Une autre salle est composée d’un paysage canin : des arbres, des oiseaux en cage, un véritable chien et un prototype de niche dans le style Le Corbusier — avec fenêtres, mezzanine et terrasse. Dans une salle jungle, une fresque de végétation tropicale court sur les murs tandis que le sol est recouvert de moquette vert chlorophylle. Grâce à un sound system posé dans cette salle le jour du vernissage, donnait à l’événement des allures de free party en studio…
Base superpose les échelles et conjugue les fonctionnalités jusqu’à l’absurde : une tour de refroidissement fait office de barbecue le jour du vernissage, puis sert de guichet ou de borne d’accueil pour une entreprise; une maquette de supermarché sert de sofa tandis que la niche du chien ressemble étrangement à une architecture humaine.
Ce ton provocant est à l’image des chantiers que réalise la SARL Base et qui sont présentés par les maquettes, plans et notices.
Pour le Familistère de Guise (Aisne), construit à l’heure des utopies sociales du XIXe siècle par Charles Godin pour loger les employés de son usine de poêles, Base propose un jardin utopique dans lequel les visiteurs et les habitants sont conviés à s’impliquer. L’ancien site minier de Wallers-Arenberg (Nord) est converti en parc de loisirs mécaniques alliant circuits de démonstration, relais pédagogiques pour la sécurité routière et ateliers de construction.
Dans le paysage sont sédimentées des pratiques et activités humaines, des réalités historiques et sociologiques. Il est une production indistinctement collective et individuelle comme la mosaïque Mabrouk formée de mille mini-jardins de 15 x 15 cm construits par mille participants différents dans des boîtes en plastique. Chacun a réalisé dans sa boîte un jardin doté d’une couleur définie. L’assemblage des mille boîtes forme, en mosaïque, le portrait d’apparence pixellisée du célèbre chien Mabrouk, héros de l’émission de télévision Trente millions d’amis.
Animal domestique, ami de l’homme, mais aussi chien de garde et de défense, Mabrouk symbolise la nature sauvage domestiquée. C’est aussi une icône de la culture populaire, l’une des figures majeures des canevas qui ornent les salons français. Dans l’exposition, Mabrouk est une œuvre collective et anonyme, à la manière du paysage.
L’exposition a l’ambition de proposer une réflexion sur le paysage à partir de la notion de « jardin tout-terrain ». Nature sauvage et territoire d’aventure, le « jardin tout-terrain » veut restituer un rapport immédiat à la nature : un rapport ludique et initiatique à la fois, mâtiné de respect face à des éléments imprévisibles et toujours souverains.

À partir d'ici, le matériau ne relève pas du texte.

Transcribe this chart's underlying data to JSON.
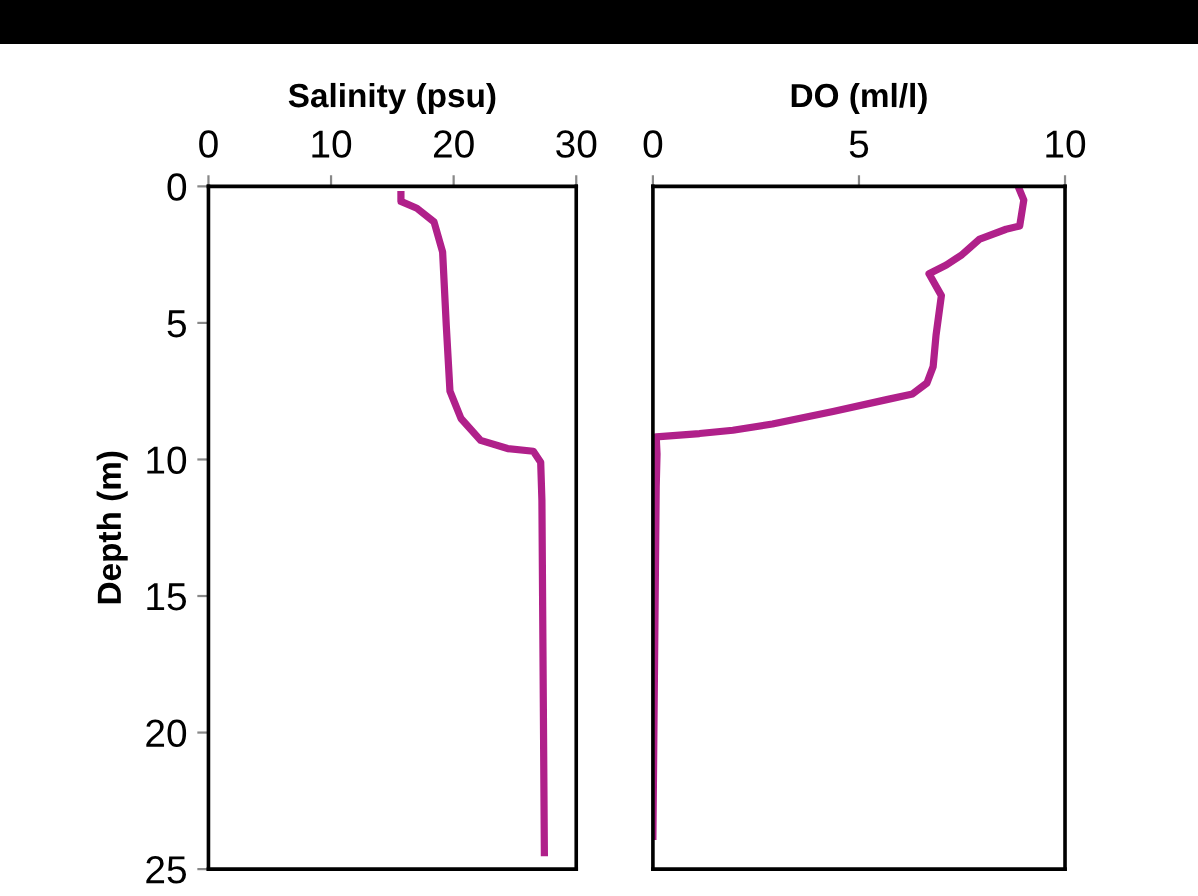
{
  "chart_data": [
    {
      "type": "line",
      "xlabel": "Salinity (psu)",
      "ylabel": "Depth (m)",
      "xlim": [
        0,
        30
      ],
      "xticks": [
        0,
        10,
        20,
        30
      ],
      "ylim": [
        25,
        0
      ],
      "yticks": [
        0,
        5,
        10,
        15,
        20,
        25
      ],
      "grid": false,
      "series": [
        {
          "color": "#b0208a",
          "x": [
            15.7,
            15.7,
            17.0,
            18.4,
            19.1,
            19.4,
            19.7,
            20.6,
            22.2,
            24.4,
            26.5,
            27.1,
            27.2,
            27.4
          ],
          "values": [
            0.3,
            0.55,
            0.8,
            1.3,
            2.4,
            5.1,
            7.5,
            8.5,
            9.3,
            9.6,
            9.7,
            10.1,
            11.5,
            24.4
          ]
        }
      ]
    },
    {
      "type": "line",
      "xlabel": "DO (ml/l)",
      "xlim": [
        0,
        10
      ],
      "xticks": [
        0,
        5,
        10
      ],
      "ylim": [
        25,
        0
      ],
      "yticks": [
        0,
        5,
        10,
        15,
        20,
        25
      ],
      "tick_labels": "x",
      "grid": false,
      "series": [
        {
          "color": "#b0208a",
          "x": [
            8.9,
            9.0,
            8.9,
            8.57,
            7.93,
            7.5,
            7.12,
            6.7,
            7.0,
            6.87,
            6.8,
            6.65,
            6.3,
            5.7,
            4.37,
            2.9,
            1.94,
            1.13,
            0.08,
            0.1,
            0.08,
            0.0
          ],
          "values": [
            0.14,
            0.5,
            1.45,
            1.57,
            1.93,
            2.5,
            2.88,
            3.2,
            4.0,
            5.45,
            6.6,
            7.2,
            7.6,
            7.8,
            8.24,
            8.7,
            8.93,
            9.05,
            9.17,
            9.8,
            11.0,
            23.8
          ]
        }
      ]
    }
  ]
}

Enfin l’exposition a le mérite de composer un véritable environnement. Même le terrain de football qui jouxte la Ferme du Buisson est mis à contribution pour les lignes topographiques que dessine la surface de jeu. Barbecue, foot, jardinage et aventure : Base a extrait des condensés de nature pour sa gigantesque installation paysagère.

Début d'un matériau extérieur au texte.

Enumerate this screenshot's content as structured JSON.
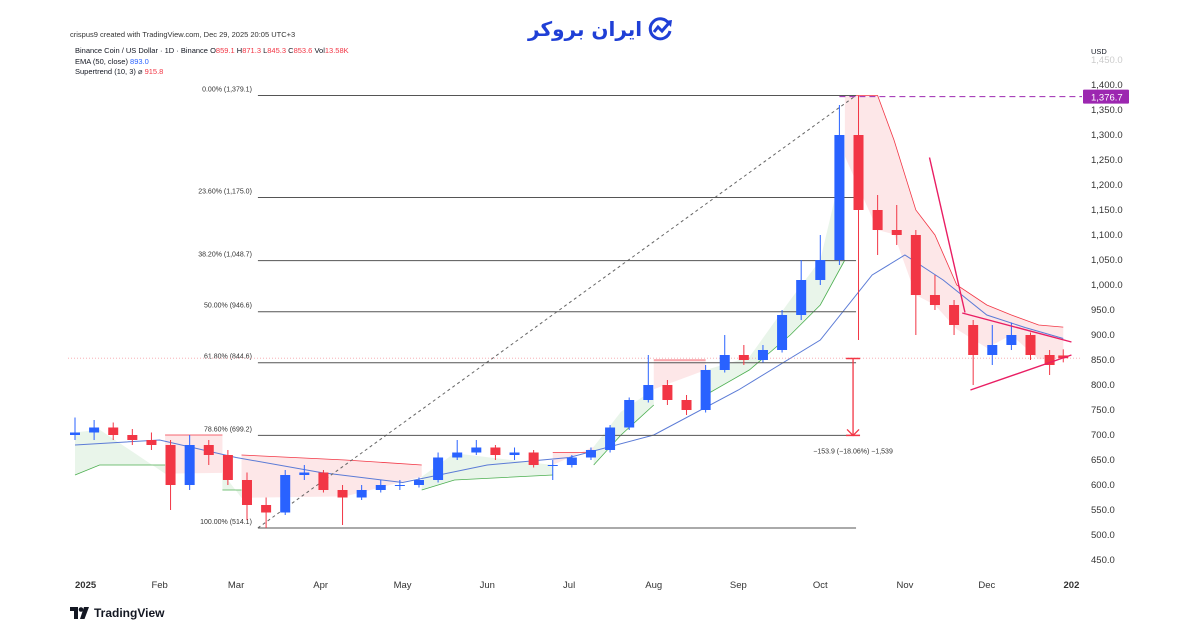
{
  "logo": {
    "text": "ایران بروکر",
    "icon": "chart-trend-circle-icon",
    "color": "#1f3fd6"
  },
  "credit": "crispus9 created with TradingView.com, Dec 29, 2025 20:05 UTC+3",
  "legend": {
    "symbol": "Binance Coin / US Dollar · 1D · Binance",
    "o_label": "O",
    "o": "859.1",
    "h_label": "H",
    "h": "871.3",
    "l_label": "L",
    "l": "845.3",
    "c_label": "C",
    "c": "853.6",
    "vol_label": "Vol",
    "vol": "13.58K",
    "ema_label": "EMA (50, close)",
    "ema": "893.0",
    "st_label": "Supertrend (10, 3)",
    "st_symbol": "⌀",
    "st": "915.8"
  },
  "currency": "USD",
  "footer_brand": "TradingView",
  "colors": {
    "up": "#2962ff",
    "down": "#f23645",
    "ema": "#5b7bd6",
    "st_up": "#4caf50",
    "st_down": "#f23645",
    "marker": "#9c27b0",
    "trend": "#e91e63"
  },
  "chart_data": {
    "type": "candlestick",
    "title": "",
    "ylim": [
      450,
      1450
    ],
    "xlim": [
      "2025-01-01",
      "2026-01-02"
    ],
    "y_ticks": [
      "450.0",
      "500.0",
      "550.0",
      "600.0",
      "650.0",
      "700.0",
      "750.0",
      "800.0",
      "850.0",
      "900.0",
      "950.0",
      "1,000.0",
      "1,050.0",
      "1,100.0",
      "1,150.0",
      "1,200.0",
      "1,250.0",
      "1,300.0",
      "1,350.0",
      "1,400.0",
      "1,450.0"
    ],
    "y_tick_values": [
      450,
      500,
      550,
      600,
      650,
      700,
      750,
      800,
      850,
      900,
      950,
      1000,
      1050,
      1100,
      1150,
      1200,
      1250,
      1300,
      1350,
      1400,
      1450
    ],
    "x_ticks": [
      {
        "label": "2025",
        "date": "2025-01-01",
        "bold": true
      },
      {
        "label": "Feb",
        "date": "2025-02-01"
      },
      {
        "label": "Mar",
        "date": "2025-03-01"
      },
      {
        "label": "Apr",
        "date": "2025-04-01"
      },
      {
        "label": "May",
        "date": "2025-05-01"
      },
      {
        "label": "Jun",
        "date": "2025-06-01"
      },
      {
        "label": "Jul",
        "date": "2025-07-01"
      },
      {
        "label": "Aug",
        "date": "2025-08-01"
      },
      {
        "label": "Sep",
        "date": "2025-09-01"
      },
      {
        "label": "Oct",
        "date": "2025-10-01"
      },
      {
        "label": "Nov",
        "date": "2025-11-01"
      },
      {
        "label": "Dec",
        "date": "2025-12-01"
      },
      {
        "label": "202",
        "date": "2026-01-01",
        "bold": true
      }
    ],
    "candles_approx_weekly": [
      [
        "2025-01-01",
        700,
        735,
        690,
        705
      ],
      [
        "2025-01-08",
        705,
        730,
        690,
        715
      ],
      [
        "2025-01-15",
        715,
        725,
        690,
        700
      ],
      [
        "2025-01-22",
        700,
        712,
        680,
        690
      ],
      [
        "2025-01-29",
        690,
        705,
        670,
        680
      ],
      [
        "2025-02-05",
        680,
        690,
        550,
        600
      ],
      [
        "2025-02-12",
        600,
        700,
        590,
        680
      ],
      [
        "2025-02-19",
        680,
        690,
        640,
        660
      ],
      [
        "2025-02-26",
        660,
        670,
        600,
        610
      ],
      [
        "2025-03-05",
        610,
        625,
        530,
        560
      ],
      [
        "2025-03-12",
        560,
        575,
        514.1,
        545
      ],
      [
        "2025-03-19",
        545,
        630,
        540,
        620
      ],
      [
        "2025-03-26",
        620,
        640,
        610,
        625
      ],
      [
        "2025-04-02",
        625,
        630,
        585,
        590
      ],
      [
        "2025-04-09",
        590,
        600,
        520,
        575
      ],
      [
        "2025-04-16",
        575,
        600,
        570,
        590
      ],
      [
        "2025-04-23",
        590,
        610,
        585,
        600
      ],
      [
        "2025-04-30",
        600,
        610,
        590,
        600
      ],
      [
        "2025-05-07",
        600,
        615,
        595,
        610
      ],
      [
        "2025-05-14",
        610,
        665,
        605,
        655
      ],
      [
        "2025-05-21",
        655,
        690,
        650,
        665
      ],
      [
        "2025-05-28",
        665,
        690,
        660,
        675
      ],
      [
        "2025-06-04",
        675,
        680,
        650,
        660
      ],
      [
        "2025-06-11",
        660,
        675,
        650,
        665
      ],
      [
        "2025-06-18",
        665,
        670,
        635,
        640
      ],
      [
        "2025-06-25",
        640,
        650,
        610,
        640
      ],
      [
        "2025-07-02",
        640,
        660,
        635,
        655
      ],
      [
        "2025-07-09",
        655,
        675,
        650,
        670
      ],
      [
        "2025-07-16",
        670,
        720,
        665,
        715
      ],
      [
        "2025-07-23",
        715,
        775,
        710,
        770
      ],
      [
        "2025-07-30",
        770,
        860,
        765,
        800
      ],
      [
        "2025-08-06",
        800,
        810,
        760,
        770
      ],
      [
        "2025-08-13",
        770,
        780,
        740,
        750
      ],
      [
        "2025-08-20",
        750,
        840,
        745,
        830
      ],
      [
        "2025-08-27",
        830,
        900,
        825,
        860
      ],
      [
        "2025-09-03",
        860,
        880,
        840,
        850
      ],
      [
        "2025-09-10",
        850,
        880,
        845,
        870
      ],
      [
        "2025-09-17",
        870,
        950,
        865,
        940
      ],
      [
        "2025-09-24",
        940,
        1050,
        930,
        1010
      ],
      [
        "2025-10-01",
        1010,
        1100,
        1000,
        1050
      ],
      [
        "2025-10-08",
        1050,
        1360,
        1040,
        1300
      ],
      [
        "2025-10-15",
        1300,
        1379.1,
        890,
        1150
      ],
      [
        "2025-10-22",
        1150,
        1180,
        1060,
        1110
      ],
      [
        "2025-10-29",
        1110,
        1160,
        1080,
        1100
      ],
      [
        "2025-11-05",
        1100,
        1110,
        900,
        980
      ],
      [
        "2025-11-12",
        980,
        1020,
        950,
        960
      ],
      [
        "2025-11-19",
        960,
        970,
        900,
        920
      ],
      [
        "2025-11-26",
        920,
        930,
        800,
        860
      ],
      [
        "2025-12-03",
        860,
        920,
        840,
        880
      ],
      [
        "2025-12-10",
        880,
        925,
        870,
        900
      ],
      [
        "2025-12-17",
        900,
        905,
        850,
        860
      ],
      [
        "2025-12-24",
        860,
        870,
        820,
        840
      ],
      [
        "2025-12-29",
        859.1,
        871.3,
        845.3,
        853.6
      ]
    ],
    "ema_50": [
      [
        "2025-01-01",
        680
      ],
      [
        "2025-02-01",
        690
      ],
      [
        "2025-03-01",
        655
      ],
      [
        "2025-04-01",
        625
      ],
      [
        "2025-05-01",
        605
      ],
      [
        "2025-06-01",
        640
      ],
      [
        "2025-07-01",
        655
      ],
      [
        "2025-08-01",
        700
      ],
      [
        "2025-09-01",
        790
      ],
      [
        "2025-10-01",
        890
      ],
      [
        "2025-10-20",
        1020
      ],
      [
        "2025-11-01",
        1060
      ],
      [
        "2025-11-15",
        1010
      ],
      [
        "2025-12-01",
        940
      ],
      [
        "2025-12-15",
        915
      ],
      [
        "2025-12-29",
        893
      ]
    ],
    "supertrend": [
      {
        "dir": "up",
        "points": [
          [
            "2025-01-01",
            620
          ],
          [
            "2025-01-10",
            640
          ],
          [
            "2025-02-03",
            640
          ]
        ]
      },
      {
        "dir": "down",
        "points": [
          [
            "2025-02-03",
            700
          ],
          [
            "2025-02-24",
            700
          ]
        ]
      },
      {
        "dir": "up",
        "points": [
          [
            "2025-02-24",
            590
          ],
          [
            "2025-03-03",
            590
          ]
        ]
      },
      {
        "dir": "down",
        "points": [
          [
            "2025-03-03",
            660
          ],
          [
            "2025-04-10",
            650
          ],
          [
            "2025-05-08",
            640
          ]
        ]
      },
      {
        "dir": "up",
        "points": [
          [
            "2025-05-08",
            590
          ],
          [
            "2025-05-20",
            610
          ],
          [
            "2025-06-25",
            620
          ]
        ]
      },
      {
        "dir": "down",
        "points": [
          [
            "2025-06-25",
            665
          ],
          [
            "2025-07-10",
            665
          ]
        ]
      },
      {
        "dir": "up",
        "points": [
          [
            "2025-07-10",
            640
          ],
          [
            "2025-07-20",
            700
          ],
          [
            "2025-08-01",
            760
          ]
        ]
      },
      {
        "dir": "down",
        "points": [
          [
            "2025-08-01",
            850
          ],
          [
            "2025-08-20",
            850
          ]
        ]
      },
      {
        "dir": "up",
        "points": [
          [
            "2025-08-20",
            780
          ],
          [
            "2025-09-05",
            830
          ],
          [
            "2025-09-20",
            900
          ],
          [
            "2025-10-01",
            960
          ],
          [
            "2025-10-10",
            1050
          ]
        ]
      },
      {
        "dir": "down",
        "points": [
          [
            "2025-10-10",
            1379
          ],
          [
            "2025-10-22",
            1379
          ],
          [
            "2025-10-28",
            1290
          ],
          [
            "2025-11-05",
            1150
          ],
          [
            "2025-11-12",
            1100
          ],
          [
            "2025-11-20",
            1000
          ],
          [
            "2025-12-01",
            960
          ],
          [
            "2025-12-10",
            940
          ],
          [
            "2025-12-20",
            920
          ],
          [
            "2025-12-29",
            915.8
          ]
        ]
      }
    ],
    "fibonacci": {
      "from": [
        "2025-03-09",
        514.1
      ],
      "to": [
        "2025-10-13",
        1379.1
      ],
      "levels": [
        {
          "label": "0.00% (1,379.1)",
          "value": 1379.1
        },
        {
          "label": "23.60% (1,175.0)",
          "value": 1175.0
        },
        {
          "label": "38.20% (1,048.7)",
          "value": 1048.7
        },
        {
          "label": "50.00% (946.6)",
          "value": 946.6
        },
        {
          "label": "61.80% (844.6)",
          "value": 844.6
        },
        {
          "label": "78.60% (699.2)",
          "value": 699.2
        },
        {
          "label": "100.00% (514.1)",
          "value": 514.1
        }
      ]
    },
    "measure": {
      "date": "2025-10-13",
      "from": 853,
      "to": 699.2,
      "label": "−153.9 (−18.06%) −1,539"
    },
    "price_marker": {
      "value": 1376.7,
      "label": "1,376.7",
      "from_date": "2025-10-08"
    },
    "last_price": 853.6,
    "trendlines": [
      {
        "name": "steep-downtrend",
        "from": [
          "2025-11-10",
          1255
        ],
        "to": [
          "2025-11-23",
          945
        ]
      },
      {
        "name": "triangle-upper",
        "from": [
          "2025-11-22",
          944
        ],
        "to": [
          "2026-01-01",
          886
        ]
      },
      {
        "name": "triangle-lower",
        "from": [
          "2025-11-25",
          790
        ],
        "to": [
          "2026-01-01",
          860
        ]
      }
    ]
  }
}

Si l’entreprise est une maquette du monde contemporain, le paysage contemporain est une maquette du territoire dans ses acceptions sociologiques et humaines.
— Mabrouk, 2003. 1000 mini jardins (15 x 15 cm), structure en bastaing. 7 X 5 m.
— Sans titre. Maquette de supermarché en bois laqué avec lignes de parking et mécanisme musical alternatif.
— Jardin tout terrain, 2003. Maquette du jardin du Familistère de Guise, maquette du complexe sportif de Combourg, maquette du site minier de Wallers-Arenberg.
— Caracas. Photo, plans et textes.
— Fin de la civilisation. Photos (6 x 40 cm), photomontages 60 x 80 cm.
— Sans titre. Maquette de pavillons et de barres HLM.
— Paysage canin. Prototype de niche corbuséenne en tripli, volière.
— Topo foot. Terrain de foot et peinture pour gazon.
— Gîtes ruraux en Seine-et-Marne. 2 structures d’échafaudage. 7 x 4 m.
— Sans titre. 130 maquettes de pavillon en résine. h : 2 m, Ø 1,5 m.
— Tours de refroidissement. 2 maquettes en acier peint.
— Sans titre. Canard à bascule, bois. 2 x 3 m.